Remote segments
Overview
Remote Segments allow DinMo to retrieve and reuse segments that have been created in a third-party marketing or activation platform.
Instead of recreating the same logic in multiple tools, Remote Segments enable DinMo to reference an existing segment, ingest its members, enrich them with DinMo data, and make the resulting audience available across the entire stack.
Recommended use cases for Remote Segments
Use a Remote Segment when:
The segment is created and maintained in a third-party tool.
Its definition depends on:
engagement signals (opens, clicks, impressions, responses),
real-time or near-real-time events,
campaign, journey, or scenario context.
The segment is mainly used for activation or orchestration, rather than as a long-term business definition.
Typical examples:
Users who opened or clicked a campaign in the last X days
Users currently in a specific journey step
Non-responders to a recent activation
A/B test cohorts or holdout groups
In these cases, DinMo does not attempt to replicate the logic. Instead, it imports the segment membership and enriches it.
Not all third-party platforms are currently supported for Remote Segments.
If your preferred marketing or activation tool is not available yet, you can request the Remote Segment feature to be unlocked for that platform by contacting your CSM.
How remote segments work
Creating a Remote Segment in DinMo follows a simple, structured flow:
Step 1: Create a new segment
In DinMo, create a new segment and select Remote Segment as the segment type.
Step 2: Select the data model
Choose the DinMo model that the segment will be built on (for example: Contacts, Users, Customers, etc.).
⚠️ Important DinMo only retrieves the IDs contained in the remote segment from the destination. It then enriches those IDs using the selected model to rebuild a full segment with all available attributes (e.g. first name, last name, email, status, scores, etc.).
Step 3: Configure the Remote source
Define where the segment comes from:
Select the destination platform (the third-party tool where the segment was created).
Provide the remote segment identifier (segment ID) from that platform.
This identifier is used by DinMo to fetch the list of members.
Step 4: Map the shared identifier(s)
Map the common identifier(s) between:
a column in the DinMo model, and
the identifier used by the third-party platform.
Examples:
contact_iduser_idemailexternal_id

Step 5: Set the refresh frequency
Define how often DinMo should refresh the Remote Segment.
At each refresh:
DinMo retrieves the list of IDs from the third-party platform.
The segment is rebuilt using the latest membership.
All related attributes from the DinMo model are updated accordingly.

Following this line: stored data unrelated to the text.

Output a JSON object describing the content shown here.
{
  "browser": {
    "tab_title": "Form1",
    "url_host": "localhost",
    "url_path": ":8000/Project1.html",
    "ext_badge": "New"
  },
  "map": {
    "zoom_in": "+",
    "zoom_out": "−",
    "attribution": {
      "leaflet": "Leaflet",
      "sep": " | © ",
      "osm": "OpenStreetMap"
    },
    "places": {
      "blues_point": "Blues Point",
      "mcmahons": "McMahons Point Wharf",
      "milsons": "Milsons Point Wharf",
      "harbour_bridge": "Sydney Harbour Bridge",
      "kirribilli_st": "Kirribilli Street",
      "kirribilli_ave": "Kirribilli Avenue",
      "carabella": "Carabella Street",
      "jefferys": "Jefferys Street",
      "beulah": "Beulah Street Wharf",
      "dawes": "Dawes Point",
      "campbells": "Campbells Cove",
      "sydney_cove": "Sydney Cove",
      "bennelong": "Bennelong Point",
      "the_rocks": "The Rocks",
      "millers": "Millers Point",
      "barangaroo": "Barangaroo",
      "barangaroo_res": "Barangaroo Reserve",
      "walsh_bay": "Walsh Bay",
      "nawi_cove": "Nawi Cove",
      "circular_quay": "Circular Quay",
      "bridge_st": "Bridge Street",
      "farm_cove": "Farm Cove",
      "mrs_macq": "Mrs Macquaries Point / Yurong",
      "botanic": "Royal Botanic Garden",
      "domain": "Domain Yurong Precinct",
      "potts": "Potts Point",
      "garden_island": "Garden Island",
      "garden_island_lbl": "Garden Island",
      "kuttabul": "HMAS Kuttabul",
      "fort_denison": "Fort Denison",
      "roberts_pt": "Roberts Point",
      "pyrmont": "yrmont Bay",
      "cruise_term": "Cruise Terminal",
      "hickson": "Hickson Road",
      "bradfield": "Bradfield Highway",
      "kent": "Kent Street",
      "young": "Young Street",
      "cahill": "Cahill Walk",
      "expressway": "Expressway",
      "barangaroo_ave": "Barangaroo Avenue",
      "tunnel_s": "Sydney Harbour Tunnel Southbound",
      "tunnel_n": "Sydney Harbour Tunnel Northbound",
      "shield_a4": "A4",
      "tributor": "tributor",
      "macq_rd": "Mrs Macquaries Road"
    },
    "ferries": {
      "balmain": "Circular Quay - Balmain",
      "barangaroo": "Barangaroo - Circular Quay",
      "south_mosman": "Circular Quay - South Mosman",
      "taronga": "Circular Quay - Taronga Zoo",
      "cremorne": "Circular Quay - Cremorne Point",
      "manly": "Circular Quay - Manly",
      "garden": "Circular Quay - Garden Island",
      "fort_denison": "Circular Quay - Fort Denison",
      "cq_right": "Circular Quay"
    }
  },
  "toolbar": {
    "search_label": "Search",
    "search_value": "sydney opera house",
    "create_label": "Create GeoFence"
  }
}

What happens after synchronization
Once synchronized, DinMo holds a fully enriched segment, not just a list of IDs.
This enriched segment can then be:
analyzed in DinMo,
combined with other DinMo segments or attributes,
activated and sent to any other destination (ads platforms, CRM tools, personalization engines, analytics, etc.).
In other words:
A Remote Segment becomes a first-class segment in DinMo, even though its original definition lives elsewhere.
In a nutshell
Remote Segments allow DinMo to reuse segments defined in third-party tools.
DinMo retrieves only the segment membership (IDs) and enriches it using its own data models.
This approach avoids duplication of logic while ensuring:
consistency across channels,
centralized enrichment,
omnichannel activation.
Remote Segments are best suited for engagement-driven or tool-specific audiences, while DinMo remains the reference for stable, cross-channel segments.